Guide
Die Numabukuro Hikawa Jinja ist ein bedeutender Schrein im Stadtteil Numabukuro im Bezirk Nakano, Tokio. Sie ist der Gottheit Susanoo-no-Mikoto gewidmet und genießt seit langem hohes Ansehen für Gebete um Schutz vor Unheil (Yakuyoke), akademischen Erfolg und eine sichere Geburt (Anzan Kigan). Dank der hervorragenden Lage, nur 2 Gehminuten von der Station Numabukuro (Seibu-Shinjuku-Linie) entfernt, ist sie ein leicht erreichbarer Ort für Einheimische und Besucher gleichermaßen.
Die Ursprünge des Schreins reichen bis in die Zeit von Shohei (1346–1370) zurück, als eine Gottheit aus dem Hikawa-Schrein in der Provinz Musashi (heute Saitama) hierher übergebracht wurde. Ein historisch bedeutsames Ereignis ist die Aufzeichnung, dass der Krieger Ota Dokan im Jahr 1477 an diesem Ort für den Sieg in einer Schlacht betete.

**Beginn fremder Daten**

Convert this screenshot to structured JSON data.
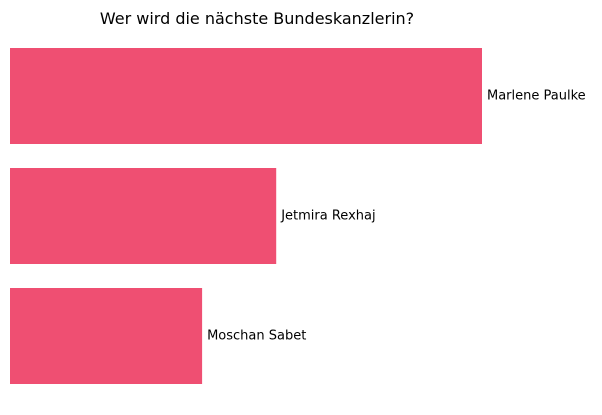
{
  "chart_data": {
    "type": "bar",
    "orientation": "horizontal",
    "title": "Wer wird die nächste Bundeskanzlerin?",
    "xlabel": "",
    "ylabel": "",
    "categories": [
      "Marlene Paulke",
      "Jetmira Rexhaj",
      "Moschan Sabet"
    ],
    "values": [
      100,
      56.4,
      40.7
    ],
    "xlim": [
      0,
      100
    ],
    "axes_visible": false,
    "grid": false,
    "legend": "none",
    "bar_color": "#ef4f72"
  }
}
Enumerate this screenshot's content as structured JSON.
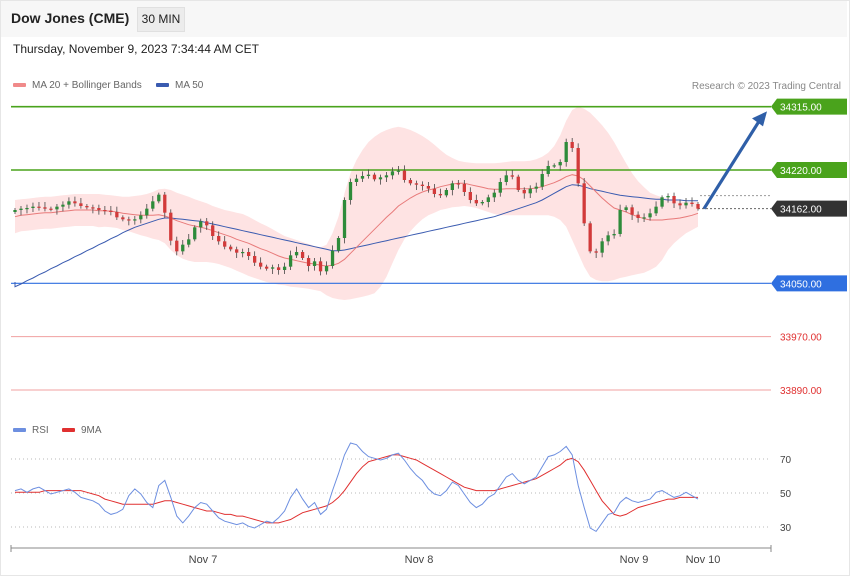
{
  "header": {
    "title": "Dow Jones (CME)",
    "timeframe": "30 MIN"
  },
  "datetime": "Thursday, November 9, 2023 7:34:44 AM CET",
  "legend": {
    "ma20_label": "MA 20 + Bollinger Bands",
    "ma50_label": "MA 50",
    "rsi_label": "RSI",
    "rsi_ma_label": "9MA"
  },
  "credit": "Research © 2023 Trading Central",
  "colors": {
    "up": "#2e8b3a",
    "down": "#d23a3a",
    "ma20": "#e87a7a",
    "ma50": "#3a5bb0",
    "band": "#fdd9d9",
    "resistance": "#4aa31c",
    "support": "#2f6fe0",
    "support_weak": "#f0a0a0",
    "rsi": "#6d8fe0",
    "rsi_ma": "#e03030",
    "arrow": "#2f5fa8",
    "current": "#333333"
  },
  "chart_data": [
    {
      "type": "candlestick",
      "x_axis_labels": [
        "Nov 7",
        "Nov 8",
        "Nov 9",
        "Nov 10"
      ],
      "ylim": [
        33860,
        34325
      ],
      "levels": [
        {
          "value": 34315.0,
          "label": "34315.00",
          "kind": "resistance"
        },
        {
          "value": 34220.0,
          "label": "34220.00",
          "kind": "resistance"
        },
        {
          "value": 34162.0,
          "label": "34162.00",
          "kind": "current"
        },
        {
          "value": 34050.0,
          "label": "34050.00",
          "kind": "support"
        },
        {
          "value": 33970.0,
          "label": "33970.00",
          "kind": "support_weak"
        },
        {
          "value": 33890.0,
          "label": "33890.00",
          "kind": "support_weak"
        }
      ],
      "projection": {
        "from": 34162,
        "to": 34305
      },
      "closes": [
        34160,
        34162,
        34163,
        34165,
        34164,
        34162,
        34161,
        34165,
        34168,
        34173,
        34170,
        34166,
        34164,
        34163,
        34160,
        34159,
        34157,
        34149,
        34146,
        34145,
        34146,
        34152,
        34162,
        34173,
        34183,
        34156,
        34114,
        34098,
        34108,
        34116,
        34134,
        34143,
        34137,
        34121,
        34113,
        34105,
        34101,
        34096,
        34097,
        34091,
        34081,
        34075,
        34072,
        34074,
        34070,
        34075,
        34092,
        34097,
        34088,
        34076,
        34083,
        34068,
        34076,
        34099,
        34118,
        34175,
        34202,
        34207,
        34211,
        34213,
        34206,
        34209,
        34212,
        34218,
        34219,
        34205,
        34200,
        34198,
        34196,
        34192,
        34184,
        34182,
        34190,
        34200,
        34199,
        34187,
        34175,
        34170,
        34172,
        34179,
        34186,
        34202,
        34212,
        34210,
        34190,
        34185,
        34192,
        34195,
        34214,
        34226,
        34227,
        34232,
        34262,
        34253,
        34200,
        34140,
        34098,
        34096,
        34113,
        34122,
        34124,
        34160,
        34164,
        34153,
        34148,
        34149,
        34155,
        34165,
        34179,
        34181,
        34170,
        34167,
        34171,
        34169,
        34162
      ],
      "ma20": [
        34150,
        34152,
        34153,
        34154,
        34155,
        34156,
        34156,
        34157,
        34158,
        34159,
        34160,
        34160,
        34160,
        34160,
        34159,
        34159,
        34158,
        34157,
        34155,
        34154,
        34153,
        34152,
        34152,
        34152,
        34153,
        34151,
        34148,
        34144,
        34141,
        34138,
        34136,
        34134,
        34132,
        34129,
        34126,
        34123,
        34120,
        34116,
        34113,
        34110,
        34106,
        34102,
        34099,
        34095,
        34091,
        34088,
        34086,
        34084,
        34082,
        34080,
        34079,
        34077,
        34076,
        34077,
        34080,
        34086,
        34095,
        34104,
        34113,
        34122,
        34131,
        34140,
        34149,
        34157,
        34166,
        34172,
        34178,
        34183,
        34187,
        34190,
        34192,
        34195,
        34197,
        34199,
        34200,
        34200,
        34198,
        34196,
        34194,
        34192,
        34191,
        34191,
        34192,
        34192,
        34192,
        34192,
        34192,
        34193,
        34195,
        34198,
        34201,
        34205,
        34210,
        34213,
        34211,
        34205,
        34196,
        34187,
        34178,
        34170,
        34163,
        34160,
        34157,
        34153,
        34150,
        34147,
        34145,
        34145,
        34145,
        34146,
        34147,
        34148,
        34150,
        34152,
        34155
      ],
      "bb_upper": [
        34175,
        34176,
        34177,
        34178,
        34179,
        34180,
        34180,
        34181,
        34182,
        34183,
        34184,
        34184,
        34184,
        34184,
        34184,
        34183,
        34182,
        34181,
        34180,
        34180,
        34181,
        34182,
        34184,
        34187,
        34191,
        34192,
        34190,
        34186,
        34183,
        34180,
        34176,
        34173,
        34170,
        34166,
        34163,
        34160,
        34158,
        34156,
        34154,
        34150,
        34145,
        34140,
        34136,
        34131,
        34126,
        34121,
        34118,
        34115,
        34112,
        34109,
        34106,
        34104,
        34108,
        34125,
        34150,
        34185,
        34215,
        34235,
        34250,
        34262,
        34270,
        34276,
        34280,
        34283,
        34285,
        34283,
        34280,
        34276,
        34271,
        34265,
        34258,
        34250,
        34243,
        34238,
        34234,
        34232,
        34231,
        34230,
        34230,
        34230,
        34230,
        34231,
        34232,
        34233,
        34233,
        34233,
        34234,
        34236,
        34240,
        34246,
        34256,
        34272,
        34294,
        34310,
        34315,
        34312,
        34306,
        34297,
        34287,
        34276,
        34262,
        34246,
        34230,
        34215,
        34203,
        34194,
        34186,
        34182,
        34179,
        34177,
        34175,
        34173,
        34172,
        34172,
        34172
      ],
      "bb_lower": [
        34125,
        34128,
        34129,
        34130,
        34131,
        34132,
        34132,
        34133,
        34134,
        34135,
        34136,
        34136,
        34136,
        34136,
        34134,
        34135,
        34134,
        34133,
        34130,
        34128,
        34125,
        34122,
        34120,
        34117,
        34115,
        34110,
        34100,
        34092,
        34087,
        34084,
        34082,
        34082,
        34082,
        34081,
        34079,
        34076,
        34073,
        34069,
        34065,
        34061,
        34058,
        34055,
        34052,
        34050,
        34048,
        34047,
        34045,
        34044,
        34043,
        34042,
        34040,
        34038,
        34032,
        34028,
        34026,
        34025,
        34026,
        34028,
        34030,
        34032,
        34035,
        34045,
        34060,
        34080,
        34100,
        34116,
        34128,
        34138,
        34146,
        34152,
        34156,
        34160,
        34162,
        34164,
        34165,
        34166,
        34165,
        34163,
        34160,
        34157,
        34154,
        34152,
        34152,
        34152,
        34152,
        34152,
        34152,
        34152,
        34152,
        34152,
        34150,
        34145,
        34135,
        34115,
        34095,
        34075,
        34060,
        34055,
        34053,
        34053,
        34055,
        34058,
        34060,
        34062,
        34064,
        34066,
        34070,
        34075,
        34085,
        34100,
        34110,
        34118,
        34125,
        34130,
        34135
      ],
      "ma50": [
        34045,
        34049,
        34054,
        34058,
        34063,
        34067,
        34072,
        34076,
        34081,
        34085,
        34090,
        34094,
        34099,
        34103,
        34108,
        34112,
        34117,
        34121,
        34126,
        34130,
        34134,
        34137,
        34140,
        34143,
        34146,
        34148,
        34148,
        34147,
        34146,
        34145,
        34144,
        34143,
        34141,
        34139,
        34137,
        34135,
        34133,
        34131,
        34129,
        34127,
        34125,
        34123,
        34121,
        34119,
        34117,
        34115,
        34113,
        34111,
        34109,
        34107,
        34105,
        34103,
        34101,
        34099,
        34099,
        34100,
        34102,
        34104,
        34106,
        34108,
        34110,
        34112,
        34114,
        34116,
        34118,
        34120,
        34122,
        34124,
        34126,
        34128,
        34130,
        34132,
        34134,
        34136,
        34138,
        34140,
        34142,
        34144,
        34146,
        34148,
        34150,
        34153,
        34156,
        34159,
        34162,
        34165,
        34168,
        34171,
        34175,
        34180,
        34185,
        34190,
        34195,
        34198,
        34197,
        34195,
        34192,
        34190,
        34188,
        34186,
        34184,
        34182,
        34181,
        34180,
        34179,
        34178,
        34177,
        34176,
        34176,
        34175,
        34175,
        34175,
        34174,
        34174,
        34174
      ]
    },
    {
      "type": "line",
      "name": "RSI",
      "ylim": [
        20,
        80
      ],
      "y_ticks": [
        70,
        50,
        30
      ],
      "rsi": [
        52,
        53,
        51,
        53,
        54,
        52,
        50,
        51,
        52,
        53,
        51,
        48,
        47,
        46,
        44,
        40,
        38,
        39,
        41,
        49,
        53,
        50,
        45,
        42,
        55,
        58,
        48,
        37,
        33,
        37,
        42,
        45,
        44,
        40,
        36,
        34,
        33,
        32,
        33,
        31,
        30,
        32,
        34,
        33,
        36,
        40,
        48,
        53,
        47,
        42,
        45,
        38,
        41,
        52,
        62,
        73,
        80,
        79,
        75,
        72,
        71,
        70,
        71,
        73,
        74,
        70,
        65,
        61,
        58,
        53,
        50,
        49,
        52,
        57,
        55,
        50,
        45,
        42,
        44,
        48,
        50,
        55,
        60,
        62,
        58,
        56,
        58,
        60,
        66,
        72,
        73,
        75,
        78,
        73,
        55,
        42,
        30,
        28,
        33,
        38,
        39,
        45,
        48,
        46,
        45,
        46,
        47,
        51,
        52,
        50,
        48,
        49,
        51,
        49,
        47
      ],
      "rsi_ma": [
        51,
        51,
        51,
        51,
        51,
        52,
        52,
        52,
        52,
        52,
        52,
        52,
        51,
        50,
        49,
        47,
        46,
        45,
        44,
        44,
        44,
        44,
        44,
        44,
        45,
        46,
        46,
        45,
        44,
        43,
        42,
        41,
        40,
        40,
        39,
        38,
        38,
        37,
        37,
        36,
        35,
        34,
        33,
        33,
        33,
        34,
        35,
        37,
        39,
        40,
        41,
        42,
        43,
        45,
        48,
        52,
        57,
        62,
        66,
        69,
        70,
        71,
        72,
        73,
        73,
        72,
        71,
        70,
        68,
        66,
        64,
        62,
        60,
        58,
        56,
        54,
        53,
        52,
        52,
        52,
        52,
        53,
        54,
        55,
        56,
        57,
        58,
        59,
        61,
        63,
        65,
        67,
        70,
        71,
        69,
        64,
        58,
        52,
        46,
        42,
        38,
        37,
        38,
        40,
        42,
        43,
        44,
        45,
        46,
        47,
        47,
        48,
        48,
        48,
        48
      ]
    }
  ]
}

Obwohl die Schreinanlagen im Laufe der Jahrhunderte durch Brände beschädigt wurden, wurde die heutige Architektur mit großer Sorgfalt wiederaufgebaut.

Das Gelände beherbergt verschiedene Schreine wie den Tenno-sha, Inari-jinja und Ookami-jinja, was die Vielfalt der spirituellen Praktiken widerspiegelt. Ein besonderes Highlight sind die saisonalen Goshuin (Stempel auf Kalligraphiepapier). So gibt es im Mai oft spezielle Motive, die mit Haikus verbunden sind, oder exklusive Kollaborationen mit dem populären Anime 'Tokyo Revengers'. Diese Verbindung von jahrhundertealter Tradition und moderner Popkultur macht den Besuch besonders für jüngere Generationen und Fans attraktiv.
Der Schrein erwacht zu verschiedenen Zeiten im Jahr zum Leben. Besonders lebendig ist die Atmosphäre beim jährlichen Fest (Reitaisai) im Juni, wenn die tragbaren Schreine (Mikoshi) durch die Straßen getragen werden, Marktstände aufgebaut werden und traditionelle Tänze (Kagura) auf der Kagura-殿 stattfinden. Auch die Neujahrsfeierlichkeiten (Seitansai) im Januar oder die Feste im August bieten die Gelegenheit, die tiefe Spiritualität Japans in den verschiedenen Jahreszeiten hautnah zu erleben.
Ein Besuch bietet viele Möglichkeiten: Neben dem klassischen Gebet können Besucher die Kunst der Goshuin-Sammlung genießen. Je nach Jahreszeit gibt es spezielle Designs, wie die poetischen Haiku-Goshuin oder die limitierten Anime-Editionen. Für spezifische Segnungen können Gebete (Kito) auch vorab über die offizielle Website reserviert werden, was den Besuch sehr strukturiert und modern gestaltet.
Die Umgebung der Station Numabukuro ist ein ruhiges Wohnviertel in Nakano, das eine friedliche Atmosphäre ausstrahlt. Ein Spaziergang durch die angrenzenden Straßen ermöglicht es, das authentische, alltägliche Leben in Tokio kennenzulernen, bevor man die historische Stätte besucht.
Bitte achten Sie beim Besuch auf die grundlegende Schrein-Etikette. Bei der Ausgabe von Goshuin kann es vorkommen, dass diese vorab geschrieben bereitliegen; informieren Sie sich am besten vor Ort. An Festtagen ist mit hohem Besucheraufkommen zu rechnen, weslich wird die Nutzung öffentlicher Verkehrsmittel empfohlen. Für die Bestellung von Amuletten (Omamori) oder Talismanen können Sie den Online-Service der Website nutzen.